1.25 CCS's original business plan forecast that CCS would grow rapidly and that its frameworks would be used to buy more than £22 billion of common goods and services by 2017-18. Of this £22 billion, £8.5 billion would be from the wider public sector using CCS's frameworks. However, the wider public sector spend through CCS's frameworks decreased from £6.3 billion in 2013-14 to £6 billion in 2015-16. For central government, the plan also forecast that CCS would directly manage more than £13 billion of spend. However, the transition programme to make this happen was suspended; in 2015, it was cancelled. This has meant that CCS has not grown significantly; in fact, CCS frameworks are currently used at similar levels to when CCS was launched.7 This lack of growth in CCS's responsibilities means that CCS has not, and could not, achieve the very substantial benefits that it first set out to achieve.

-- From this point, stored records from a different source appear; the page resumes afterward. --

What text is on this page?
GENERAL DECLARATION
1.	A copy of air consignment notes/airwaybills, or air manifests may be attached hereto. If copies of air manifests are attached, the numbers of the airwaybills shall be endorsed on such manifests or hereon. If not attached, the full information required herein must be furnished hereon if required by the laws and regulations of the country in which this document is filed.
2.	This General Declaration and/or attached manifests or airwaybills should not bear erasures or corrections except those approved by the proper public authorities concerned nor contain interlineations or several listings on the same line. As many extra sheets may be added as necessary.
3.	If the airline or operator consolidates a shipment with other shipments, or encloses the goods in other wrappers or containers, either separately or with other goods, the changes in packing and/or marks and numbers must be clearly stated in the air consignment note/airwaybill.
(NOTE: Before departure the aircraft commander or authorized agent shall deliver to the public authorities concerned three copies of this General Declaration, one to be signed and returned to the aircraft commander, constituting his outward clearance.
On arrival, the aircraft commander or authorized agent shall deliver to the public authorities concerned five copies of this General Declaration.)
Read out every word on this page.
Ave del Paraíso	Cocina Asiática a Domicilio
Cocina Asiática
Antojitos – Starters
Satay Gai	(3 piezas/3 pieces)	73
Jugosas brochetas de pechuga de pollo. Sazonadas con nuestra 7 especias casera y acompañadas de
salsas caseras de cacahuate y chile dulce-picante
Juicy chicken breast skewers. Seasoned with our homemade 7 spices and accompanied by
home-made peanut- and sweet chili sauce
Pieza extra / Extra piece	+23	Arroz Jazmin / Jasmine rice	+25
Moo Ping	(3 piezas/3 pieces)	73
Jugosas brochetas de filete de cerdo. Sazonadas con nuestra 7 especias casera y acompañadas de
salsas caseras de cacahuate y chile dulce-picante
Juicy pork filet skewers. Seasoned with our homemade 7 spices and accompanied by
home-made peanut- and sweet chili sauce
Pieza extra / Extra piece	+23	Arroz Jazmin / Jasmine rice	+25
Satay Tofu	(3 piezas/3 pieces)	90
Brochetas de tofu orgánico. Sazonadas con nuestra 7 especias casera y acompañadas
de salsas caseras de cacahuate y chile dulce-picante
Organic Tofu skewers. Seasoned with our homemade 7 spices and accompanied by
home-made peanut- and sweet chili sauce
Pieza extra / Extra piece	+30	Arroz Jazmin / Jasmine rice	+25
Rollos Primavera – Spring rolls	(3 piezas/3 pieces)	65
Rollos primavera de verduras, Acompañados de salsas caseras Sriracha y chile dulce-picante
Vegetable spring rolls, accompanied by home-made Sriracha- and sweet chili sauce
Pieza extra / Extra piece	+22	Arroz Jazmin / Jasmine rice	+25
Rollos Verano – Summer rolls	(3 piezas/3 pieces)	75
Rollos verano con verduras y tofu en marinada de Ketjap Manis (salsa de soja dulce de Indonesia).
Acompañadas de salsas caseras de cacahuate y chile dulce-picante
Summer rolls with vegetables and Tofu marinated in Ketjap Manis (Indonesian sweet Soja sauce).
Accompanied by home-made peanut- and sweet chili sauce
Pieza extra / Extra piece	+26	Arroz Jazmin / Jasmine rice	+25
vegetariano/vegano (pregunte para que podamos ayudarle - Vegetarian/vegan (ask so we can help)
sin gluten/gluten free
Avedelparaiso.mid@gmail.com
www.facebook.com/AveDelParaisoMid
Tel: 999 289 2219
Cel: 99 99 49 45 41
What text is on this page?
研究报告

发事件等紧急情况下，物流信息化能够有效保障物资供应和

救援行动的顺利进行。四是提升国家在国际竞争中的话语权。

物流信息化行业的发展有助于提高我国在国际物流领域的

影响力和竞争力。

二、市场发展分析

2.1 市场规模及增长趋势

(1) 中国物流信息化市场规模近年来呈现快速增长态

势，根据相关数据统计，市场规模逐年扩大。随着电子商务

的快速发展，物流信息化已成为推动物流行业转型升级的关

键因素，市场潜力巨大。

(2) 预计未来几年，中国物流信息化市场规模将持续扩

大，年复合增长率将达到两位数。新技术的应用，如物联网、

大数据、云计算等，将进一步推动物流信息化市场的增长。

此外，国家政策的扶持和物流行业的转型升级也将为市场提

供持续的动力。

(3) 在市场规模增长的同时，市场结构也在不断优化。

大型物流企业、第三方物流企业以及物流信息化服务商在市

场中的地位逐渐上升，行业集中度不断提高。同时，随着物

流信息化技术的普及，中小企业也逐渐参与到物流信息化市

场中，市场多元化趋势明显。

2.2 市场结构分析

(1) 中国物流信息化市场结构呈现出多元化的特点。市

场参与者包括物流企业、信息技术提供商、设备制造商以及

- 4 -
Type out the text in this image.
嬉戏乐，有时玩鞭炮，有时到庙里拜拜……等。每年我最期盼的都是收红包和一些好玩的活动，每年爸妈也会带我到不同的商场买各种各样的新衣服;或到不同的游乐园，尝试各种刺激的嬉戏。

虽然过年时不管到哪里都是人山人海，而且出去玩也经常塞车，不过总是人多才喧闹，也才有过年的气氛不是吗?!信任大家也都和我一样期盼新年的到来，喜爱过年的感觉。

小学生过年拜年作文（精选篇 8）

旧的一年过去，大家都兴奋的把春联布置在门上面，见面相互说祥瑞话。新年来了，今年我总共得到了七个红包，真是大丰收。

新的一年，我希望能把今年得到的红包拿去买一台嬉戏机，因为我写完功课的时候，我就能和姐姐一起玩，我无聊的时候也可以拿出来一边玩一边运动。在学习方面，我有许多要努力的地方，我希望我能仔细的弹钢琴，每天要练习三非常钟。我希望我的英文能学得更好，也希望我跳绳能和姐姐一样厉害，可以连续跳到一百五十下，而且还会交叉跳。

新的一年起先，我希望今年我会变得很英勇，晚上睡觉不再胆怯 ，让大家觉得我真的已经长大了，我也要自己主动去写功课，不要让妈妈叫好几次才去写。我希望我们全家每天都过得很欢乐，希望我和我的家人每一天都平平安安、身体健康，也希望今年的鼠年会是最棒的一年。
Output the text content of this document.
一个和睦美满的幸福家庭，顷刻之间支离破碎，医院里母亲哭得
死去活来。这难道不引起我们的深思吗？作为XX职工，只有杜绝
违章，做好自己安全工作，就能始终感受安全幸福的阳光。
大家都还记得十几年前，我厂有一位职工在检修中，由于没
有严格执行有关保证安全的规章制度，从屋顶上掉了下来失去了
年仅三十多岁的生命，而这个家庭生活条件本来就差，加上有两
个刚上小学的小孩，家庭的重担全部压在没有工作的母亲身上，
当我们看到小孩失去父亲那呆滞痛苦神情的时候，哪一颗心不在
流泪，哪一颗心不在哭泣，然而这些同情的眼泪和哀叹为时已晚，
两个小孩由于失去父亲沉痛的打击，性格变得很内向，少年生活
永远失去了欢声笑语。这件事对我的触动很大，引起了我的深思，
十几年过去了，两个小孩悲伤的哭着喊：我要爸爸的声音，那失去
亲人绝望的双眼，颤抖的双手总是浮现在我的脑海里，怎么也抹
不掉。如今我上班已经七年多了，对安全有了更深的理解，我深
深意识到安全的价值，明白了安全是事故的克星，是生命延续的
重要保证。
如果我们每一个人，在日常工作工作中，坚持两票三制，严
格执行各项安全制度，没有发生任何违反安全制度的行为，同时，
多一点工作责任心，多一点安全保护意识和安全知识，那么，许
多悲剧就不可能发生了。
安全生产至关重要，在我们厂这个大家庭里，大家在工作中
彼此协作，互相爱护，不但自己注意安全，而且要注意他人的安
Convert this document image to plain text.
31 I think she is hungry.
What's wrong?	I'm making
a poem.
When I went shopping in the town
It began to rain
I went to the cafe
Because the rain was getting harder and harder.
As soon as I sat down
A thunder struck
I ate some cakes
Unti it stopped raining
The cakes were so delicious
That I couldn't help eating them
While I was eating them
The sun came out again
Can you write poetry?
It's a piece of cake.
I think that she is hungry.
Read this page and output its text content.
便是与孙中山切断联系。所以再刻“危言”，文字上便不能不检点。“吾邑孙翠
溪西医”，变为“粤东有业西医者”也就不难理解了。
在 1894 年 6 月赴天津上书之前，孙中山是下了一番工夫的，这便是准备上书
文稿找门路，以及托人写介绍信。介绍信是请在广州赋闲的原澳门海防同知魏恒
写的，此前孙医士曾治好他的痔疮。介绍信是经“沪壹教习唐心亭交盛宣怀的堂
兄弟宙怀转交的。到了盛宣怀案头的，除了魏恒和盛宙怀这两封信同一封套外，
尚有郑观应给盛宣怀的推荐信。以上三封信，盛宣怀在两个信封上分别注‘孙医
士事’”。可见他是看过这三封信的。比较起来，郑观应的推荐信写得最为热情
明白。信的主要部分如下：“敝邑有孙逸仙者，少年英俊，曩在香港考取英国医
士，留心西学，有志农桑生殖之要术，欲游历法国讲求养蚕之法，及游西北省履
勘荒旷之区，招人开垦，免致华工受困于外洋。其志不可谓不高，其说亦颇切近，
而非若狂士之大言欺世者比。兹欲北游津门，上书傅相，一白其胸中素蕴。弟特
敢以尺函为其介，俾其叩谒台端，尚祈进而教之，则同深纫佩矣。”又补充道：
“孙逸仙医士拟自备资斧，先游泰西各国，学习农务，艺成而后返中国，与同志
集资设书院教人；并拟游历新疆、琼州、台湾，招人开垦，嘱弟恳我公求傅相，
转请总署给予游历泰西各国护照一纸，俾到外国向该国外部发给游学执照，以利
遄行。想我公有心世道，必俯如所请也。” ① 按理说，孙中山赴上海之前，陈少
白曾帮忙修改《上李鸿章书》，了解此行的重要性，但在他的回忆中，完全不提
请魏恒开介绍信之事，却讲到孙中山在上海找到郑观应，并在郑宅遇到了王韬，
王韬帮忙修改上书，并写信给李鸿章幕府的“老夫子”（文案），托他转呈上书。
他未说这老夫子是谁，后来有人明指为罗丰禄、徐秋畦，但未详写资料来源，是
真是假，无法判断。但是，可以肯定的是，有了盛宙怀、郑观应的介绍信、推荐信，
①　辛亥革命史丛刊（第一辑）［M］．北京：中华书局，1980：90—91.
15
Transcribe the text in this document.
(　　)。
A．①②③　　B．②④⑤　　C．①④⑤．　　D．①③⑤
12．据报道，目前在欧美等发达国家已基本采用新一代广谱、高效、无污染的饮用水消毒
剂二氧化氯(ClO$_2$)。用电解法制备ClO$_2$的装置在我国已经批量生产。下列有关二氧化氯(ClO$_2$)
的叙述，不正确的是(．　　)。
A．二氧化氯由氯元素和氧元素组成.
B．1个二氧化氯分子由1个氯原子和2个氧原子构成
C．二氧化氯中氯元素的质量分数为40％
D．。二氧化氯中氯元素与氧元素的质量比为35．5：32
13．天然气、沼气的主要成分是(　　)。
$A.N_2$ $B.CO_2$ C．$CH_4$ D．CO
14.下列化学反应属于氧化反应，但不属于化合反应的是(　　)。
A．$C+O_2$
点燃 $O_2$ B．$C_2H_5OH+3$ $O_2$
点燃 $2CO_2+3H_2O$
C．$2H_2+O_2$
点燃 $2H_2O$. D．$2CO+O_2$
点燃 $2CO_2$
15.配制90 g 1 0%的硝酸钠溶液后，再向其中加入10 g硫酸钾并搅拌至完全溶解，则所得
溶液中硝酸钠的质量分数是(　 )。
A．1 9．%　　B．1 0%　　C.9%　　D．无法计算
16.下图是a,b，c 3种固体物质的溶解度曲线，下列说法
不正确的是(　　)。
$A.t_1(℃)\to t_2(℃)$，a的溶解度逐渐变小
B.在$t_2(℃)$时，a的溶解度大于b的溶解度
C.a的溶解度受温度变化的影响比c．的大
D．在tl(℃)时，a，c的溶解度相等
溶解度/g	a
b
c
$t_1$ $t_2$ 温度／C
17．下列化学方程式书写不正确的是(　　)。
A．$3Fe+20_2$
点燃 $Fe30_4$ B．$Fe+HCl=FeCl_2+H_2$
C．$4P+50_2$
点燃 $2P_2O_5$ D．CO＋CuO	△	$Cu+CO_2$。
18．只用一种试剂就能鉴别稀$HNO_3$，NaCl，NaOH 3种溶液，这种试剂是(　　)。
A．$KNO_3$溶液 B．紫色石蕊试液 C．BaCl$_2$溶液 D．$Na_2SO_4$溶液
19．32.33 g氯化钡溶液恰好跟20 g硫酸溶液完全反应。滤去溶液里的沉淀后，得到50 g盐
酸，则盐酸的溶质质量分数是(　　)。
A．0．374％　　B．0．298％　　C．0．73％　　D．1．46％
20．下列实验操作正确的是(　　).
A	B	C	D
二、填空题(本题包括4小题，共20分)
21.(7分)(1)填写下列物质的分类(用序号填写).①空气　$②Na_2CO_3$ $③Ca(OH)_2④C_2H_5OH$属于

1.26 CCS has not tracked the benefits and costs of its creation. Although HM Treasury normally requires this information to be reported, net benefits and costs from the initiative have never been recorded. CCS's current management considers that the original targets wrongly estimated the amount of goods and services which could be bought centrally and the activities appropriate for centralisation. It therefore believes the original plan was not deliverable and CCS's current business plan no longer aims to achieve the original targets. In November 2015, CCS lowered its target for taking on department spending during that year from more than £2 billion to £610 million. CCS then reported progress against the new target.
1.27 In Part Two we show that CCS has helped departments and the wider public sector to save money. However, these savings are not directly comparable to the government's original business plan for CCS or to the cost of the government's procurement workforce. Furthermore, the creation of CCS has led to some departments incurring unplanned cost, such as to address service weaknesses and rehired staff to carry out work that they had expected CCS to do. For example, the Department for Communities and Local Government, which transferred all of its procurement staff to CCS, has since recruited three staff members to create an Intelligent Client Function to oversee CCS and bridge gaps in commercial capability left by the transfer of staff to CCS.
________________________________________________________________________________
7 In 2013-14 frameworks created by the Government Procurement Service were used to purchase £11.4 billion of goods and services. In 2015-16 the equivalent figure was £12.8 billion.